On note également le vrai début de la stéréo ! Le concept de spatialisation était relativement binaire à l’époque (Droite ou gauche). On peut s’en rendre compte rapidement en écoutant California Dreamin’ (1965) en se bouchant l’oreille gauche, puis la droite. Ce sont carrément deux morceaux différents !
Avec l’apparition de la stéréo, les ingé sons ont dû s’adapter. Comme dans toute période de transition, il fallait toujours coller à l’ancien système. Il fallait que la musique sonne aussi bien sur les radios et télés monophoniques que sur les nouveaux systèmes d’écoute stéréo. C’est de là qu’est né le concept “mixer en mono” pour garantir un bon équilibre sonore avant de penser à sa stéréo. Cette technique a certainement influé sur le son des morceaux mixés à l’époque. Car ce que l’on peut dire, c’est que ça sonne plus “bloc”. C’est la signature du son des années 70.

Comme les bandes magnétiques pour l’enregistrement du signal, TOUS les circuits étaient analogiques. Des tables de mixage de la taille d’une armoire permettaient de régler le son sous toutes ses facettes… Même les magnétophones prenaient de la place (les deux magnétophones ci-dessus témoignent des mètres carrés qu’il fallait pour un studio d’enregistrement) A l’époque, on n’achetait pas des plugins mais des “tranches de console”.
Neve
1073 DPX Dual Preamp & EQ
Il faut avouer que le son des 70’s a quelque chose de spécial. Il est sans fioriture. Le son des années 70 était mieux ? Peut être pour certains, mais pas pour d’autres.

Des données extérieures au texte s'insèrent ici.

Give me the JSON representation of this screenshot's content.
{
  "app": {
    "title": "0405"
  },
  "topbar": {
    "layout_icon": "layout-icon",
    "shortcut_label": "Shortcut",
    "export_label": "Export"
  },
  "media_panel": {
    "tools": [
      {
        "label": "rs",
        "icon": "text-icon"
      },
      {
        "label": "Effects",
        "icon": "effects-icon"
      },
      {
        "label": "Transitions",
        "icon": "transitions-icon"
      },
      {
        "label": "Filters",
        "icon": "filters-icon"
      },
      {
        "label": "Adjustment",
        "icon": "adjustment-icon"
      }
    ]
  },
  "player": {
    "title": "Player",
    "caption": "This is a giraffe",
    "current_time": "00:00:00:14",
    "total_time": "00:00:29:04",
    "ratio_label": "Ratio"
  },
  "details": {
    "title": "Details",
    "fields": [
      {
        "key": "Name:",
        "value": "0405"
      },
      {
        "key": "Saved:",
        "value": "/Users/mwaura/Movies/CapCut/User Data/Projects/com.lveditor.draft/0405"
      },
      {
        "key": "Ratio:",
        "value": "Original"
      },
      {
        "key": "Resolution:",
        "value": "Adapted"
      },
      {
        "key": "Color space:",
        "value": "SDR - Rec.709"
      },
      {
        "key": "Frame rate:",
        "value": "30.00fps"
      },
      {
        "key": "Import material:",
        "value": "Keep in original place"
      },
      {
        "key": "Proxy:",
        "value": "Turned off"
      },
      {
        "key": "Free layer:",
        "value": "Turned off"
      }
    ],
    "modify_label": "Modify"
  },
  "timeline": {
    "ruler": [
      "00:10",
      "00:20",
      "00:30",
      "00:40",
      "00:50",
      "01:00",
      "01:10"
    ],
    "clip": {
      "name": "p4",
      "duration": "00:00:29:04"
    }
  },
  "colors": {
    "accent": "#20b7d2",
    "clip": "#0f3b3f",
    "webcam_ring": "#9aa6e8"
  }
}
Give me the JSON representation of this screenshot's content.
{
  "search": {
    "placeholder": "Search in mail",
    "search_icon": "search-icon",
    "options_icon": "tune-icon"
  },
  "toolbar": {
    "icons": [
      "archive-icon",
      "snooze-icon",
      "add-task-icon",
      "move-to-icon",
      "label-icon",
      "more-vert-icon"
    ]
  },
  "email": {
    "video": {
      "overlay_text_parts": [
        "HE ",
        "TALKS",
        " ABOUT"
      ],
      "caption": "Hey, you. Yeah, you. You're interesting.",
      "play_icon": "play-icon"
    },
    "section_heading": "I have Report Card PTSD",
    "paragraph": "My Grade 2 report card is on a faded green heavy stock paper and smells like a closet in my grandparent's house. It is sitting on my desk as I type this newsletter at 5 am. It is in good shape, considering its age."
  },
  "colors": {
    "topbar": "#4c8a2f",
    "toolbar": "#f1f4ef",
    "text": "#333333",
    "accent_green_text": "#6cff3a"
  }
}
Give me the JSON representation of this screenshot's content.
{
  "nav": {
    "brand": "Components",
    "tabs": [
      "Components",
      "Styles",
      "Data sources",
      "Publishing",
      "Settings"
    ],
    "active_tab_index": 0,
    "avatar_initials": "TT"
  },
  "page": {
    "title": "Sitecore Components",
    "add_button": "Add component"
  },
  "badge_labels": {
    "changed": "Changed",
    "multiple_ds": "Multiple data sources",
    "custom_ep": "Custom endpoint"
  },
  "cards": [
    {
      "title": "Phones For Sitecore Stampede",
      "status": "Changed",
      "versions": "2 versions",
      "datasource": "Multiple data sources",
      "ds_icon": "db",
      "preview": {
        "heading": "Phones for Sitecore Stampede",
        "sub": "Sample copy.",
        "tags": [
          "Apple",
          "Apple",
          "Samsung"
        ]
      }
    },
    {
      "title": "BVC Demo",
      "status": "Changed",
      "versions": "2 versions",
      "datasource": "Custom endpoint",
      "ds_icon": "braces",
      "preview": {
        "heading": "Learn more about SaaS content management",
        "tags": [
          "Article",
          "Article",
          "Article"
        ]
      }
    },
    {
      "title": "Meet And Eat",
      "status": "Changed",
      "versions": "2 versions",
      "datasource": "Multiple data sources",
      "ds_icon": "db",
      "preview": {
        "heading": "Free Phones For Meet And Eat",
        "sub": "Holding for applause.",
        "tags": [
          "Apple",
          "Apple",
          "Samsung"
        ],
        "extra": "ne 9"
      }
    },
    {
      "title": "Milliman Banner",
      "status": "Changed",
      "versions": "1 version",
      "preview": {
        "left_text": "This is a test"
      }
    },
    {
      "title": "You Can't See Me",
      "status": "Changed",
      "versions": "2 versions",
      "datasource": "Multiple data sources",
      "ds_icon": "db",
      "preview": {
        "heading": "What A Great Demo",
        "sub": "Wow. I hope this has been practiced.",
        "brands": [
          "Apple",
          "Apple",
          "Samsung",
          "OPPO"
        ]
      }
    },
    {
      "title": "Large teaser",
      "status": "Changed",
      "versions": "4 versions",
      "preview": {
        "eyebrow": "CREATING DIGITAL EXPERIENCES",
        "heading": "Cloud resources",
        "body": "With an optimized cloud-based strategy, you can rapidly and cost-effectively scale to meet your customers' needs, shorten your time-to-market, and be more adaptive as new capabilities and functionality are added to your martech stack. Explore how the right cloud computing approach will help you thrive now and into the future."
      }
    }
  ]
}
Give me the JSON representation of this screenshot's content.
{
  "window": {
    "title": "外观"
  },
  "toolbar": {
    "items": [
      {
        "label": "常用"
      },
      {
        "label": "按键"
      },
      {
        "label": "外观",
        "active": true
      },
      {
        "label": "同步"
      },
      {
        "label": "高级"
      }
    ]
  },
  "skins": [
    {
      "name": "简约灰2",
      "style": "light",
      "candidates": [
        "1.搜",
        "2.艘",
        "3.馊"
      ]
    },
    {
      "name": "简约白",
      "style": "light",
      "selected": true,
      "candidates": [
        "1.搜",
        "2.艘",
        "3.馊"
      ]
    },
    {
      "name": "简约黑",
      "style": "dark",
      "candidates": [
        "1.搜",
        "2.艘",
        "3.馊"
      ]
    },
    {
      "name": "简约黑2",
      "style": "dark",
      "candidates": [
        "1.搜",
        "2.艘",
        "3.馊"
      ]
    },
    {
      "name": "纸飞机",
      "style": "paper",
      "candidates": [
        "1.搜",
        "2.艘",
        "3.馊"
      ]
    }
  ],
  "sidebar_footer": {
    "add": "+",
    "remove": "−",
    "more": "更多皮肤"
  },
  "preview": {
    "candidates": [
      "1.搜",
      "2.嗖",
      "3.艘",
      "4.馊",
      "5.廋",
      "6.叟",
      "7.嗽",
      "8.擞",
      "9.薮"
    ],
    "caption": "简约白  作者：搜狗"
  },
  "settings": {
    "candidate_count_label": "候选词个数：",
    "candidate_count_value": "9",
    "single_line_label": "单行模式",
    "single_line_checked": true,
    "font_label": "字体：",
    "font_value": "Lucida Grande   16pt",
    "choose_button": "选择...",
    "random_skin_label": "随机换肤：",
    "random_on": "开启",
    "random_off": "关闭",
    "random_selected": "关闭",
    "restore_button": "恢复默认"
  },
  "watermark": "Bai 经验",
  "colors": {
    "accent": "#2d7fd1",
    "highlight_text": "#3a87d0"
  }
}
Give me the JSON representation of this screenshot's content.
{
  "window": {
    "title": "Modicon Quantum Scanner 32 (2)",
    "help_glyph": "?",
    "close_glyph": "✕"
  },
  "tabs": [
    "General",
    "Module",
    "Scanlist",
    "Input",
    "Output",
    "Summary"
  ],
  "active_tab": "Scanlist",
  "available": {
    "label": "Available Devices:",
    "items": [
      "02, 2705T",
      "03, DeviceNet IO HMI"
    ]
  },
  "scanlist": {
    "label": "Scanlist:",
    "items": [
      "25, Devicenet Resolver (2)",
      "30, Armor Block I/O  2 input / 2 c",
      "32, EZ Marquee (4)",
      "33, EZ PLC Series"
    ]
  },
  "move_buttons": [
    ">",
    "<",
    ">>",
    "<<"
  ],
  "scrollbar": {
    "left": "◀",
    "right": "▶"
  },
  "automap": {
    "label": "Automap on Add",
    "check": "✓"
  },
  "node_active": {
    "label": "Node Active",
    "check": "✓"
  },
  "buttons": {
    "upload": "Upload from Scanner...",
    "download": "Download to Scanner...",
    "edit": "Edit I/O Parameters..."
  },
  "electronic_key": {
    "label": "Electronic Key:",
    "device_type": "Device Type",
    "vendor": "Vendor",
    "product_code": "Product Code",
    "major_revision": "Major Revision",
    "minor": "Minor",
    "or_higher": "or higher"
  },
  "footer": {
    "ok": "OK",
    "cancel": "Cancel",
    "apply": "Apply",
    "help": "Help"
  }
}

Là où beaucoup de nostalgiques se rejoignent, c’est qu’on ne pouvait pas tricher à l’époque. Un compresseur ou un EQ, c’était 5 potards à bouger manuellement, pas de presets, pas de réglages automatisés. Donc pour gagner du temps, il fallait parfaire ses réglages et ne pas empiler trop d’effets inutiles. On peut donc dire qu’il y avait quelque chose d’élitiste et une certaine maîtrise à avoir pour mixer ! Le placement des micros, le réglage fin de chaque outil à connaître sur le bout des doigts et le choix du matériel avait toute son importance.
Le son des années 70 était plus coloré qu’aujourd’hui ? ▷ La coloration
Un son coloré, c’est quoi ? Imaginons une photo sur laquelle on vient appliquer un filtre pour en modifier l’apparence. Vintage, chaud, froid… En son, cela fonctionne exactement de la même manière. Le son d’origine d’une source, captée par un micro, est dit “coloré” lorsque sa restitution est différente de l’original, moins transparente.
Dans les 70’s, le son était naturellement coloré d’harmoniques et de fréquences en tout genre car on n’était pas encore capables de restituer le son avec les équilibres que l’on connaît aujourd’hui. C’est certainement de là que vient le mythe de “son chaud”, et pas pour rien que l’on associe le son des 70’s avec la fameuse “coloration analogique” !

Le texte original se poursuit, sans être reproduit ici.